Count the number of subarrays whose sum is divisible by k

Medium

📘 Problem Statement

Given an integer array nums and an integer k, return the number of non-empty subarrays that have a sum divisible by k.

🔍 Example

Example 1:

Input: nums = [4,5,0,-2,-3,1], k = 5

Output: 7

Explanation: There are 7 subarrays with a sum divisible by k = 5: [4, 5, 0, -2, -3, 1], [5], [5, 0], [5, 0, -2, -3], [0], [0, -2, -3], [-2, -3]

🛠️ Solution

❌ Brute Force Approach (Inefficient)

Try all possible subarrays and count how many of them have sum divisible by k

def numberOfSubarrays(nums, k):
    count = 0
    n = len(nums)

    for i in range(n):
        total = 0
        for j in range(i, n):
            total += nums[j]
            if total % k == 0:
                count += 1
    return count

The total complexity of this solution is \(O(n^2)\). Not efficient for large arrays.

⚡ Optimized Approach: Prefix Sum

💡 Key Idea:

We know:

If prefix_sum[j] % k == prefix_sum[i - 1] % k, then the subarray [i..j] is divisible by k.

📘 Why This Works ?

sum(i..j) = prefix_sum[j] - prefix_sum[i - 1]

so ,

(prefix_sum[j] - prefix_sum[i - 1]) % k == 0
→ prefix_sum[j] % k == prefix_sum[i - 1] % k

✅ Strategy:

Track prefix_sum % k at each index.
Use a hashmap to count how many times each mod value has appeared.
For current prefix_sum mod, add count_map[mod] to the result.
Initialize count_map = {0: 1} to handle subarrays starting from index 0.

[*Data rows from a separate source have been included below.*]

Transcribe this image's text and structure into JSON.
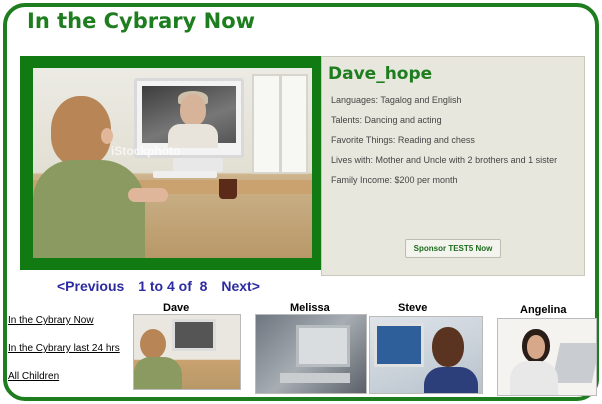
{
  "title": "In the Cybrary Now",
  "featured": {
    "watermark": "iStockphoto",
    "name": "Dave_hope",
    "details": [
      "Languages: Tagalog and English",
      "Talents: Dancing and acting",
      "Favorite Things: Reading and chess",
      "Lives with: Mother and Uncle with 2 brothers and 1 sister",
      "Family Income: $200 per month"
    ],
    "sponsor_label": "Sponsor TEST5 Now"
  },
  "pager": {
    "previous": "<Previous",
    "count": "1 to 4 of  8",
    "next": "Next>"
  },
  "side_links": [
    "In the Cybrary Now",
    "In the Cybrary last 24 hrs",
    "All Children"
  ],
  "thumbnails": [
    {
      "name": "Dave"
    },
    {
      "name": "Melissa"
    },
    {
      "name": "Steve"
    },
    {
      "name": "Angelina"
    }
  ],
  "colors": {
    "brand_green": "#1e7d1e",
    "pager_blue": "#2d2ba0",
    "panel_bg": "#e8e7dd"
  }
}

def subarraysDivByK(nums, k):
    subarray_count = 0
    num_so_far = 0
    freq_count = {0 : 1} # For subarrays starting at index 0
    for num in nums:
        num_so_far += num # prefix sum
        remainder = num_so_far % k
    
        subarray_count += freq_count.get(remainder, 0)
        freq_count[remainder] = freq_count.get(remainder, 0) + 1
        
    return subarray_count

⏱️ Time & Space Complexity

Operation	Complexity
Time	\(O(n)\)
Space	\(O(k)\)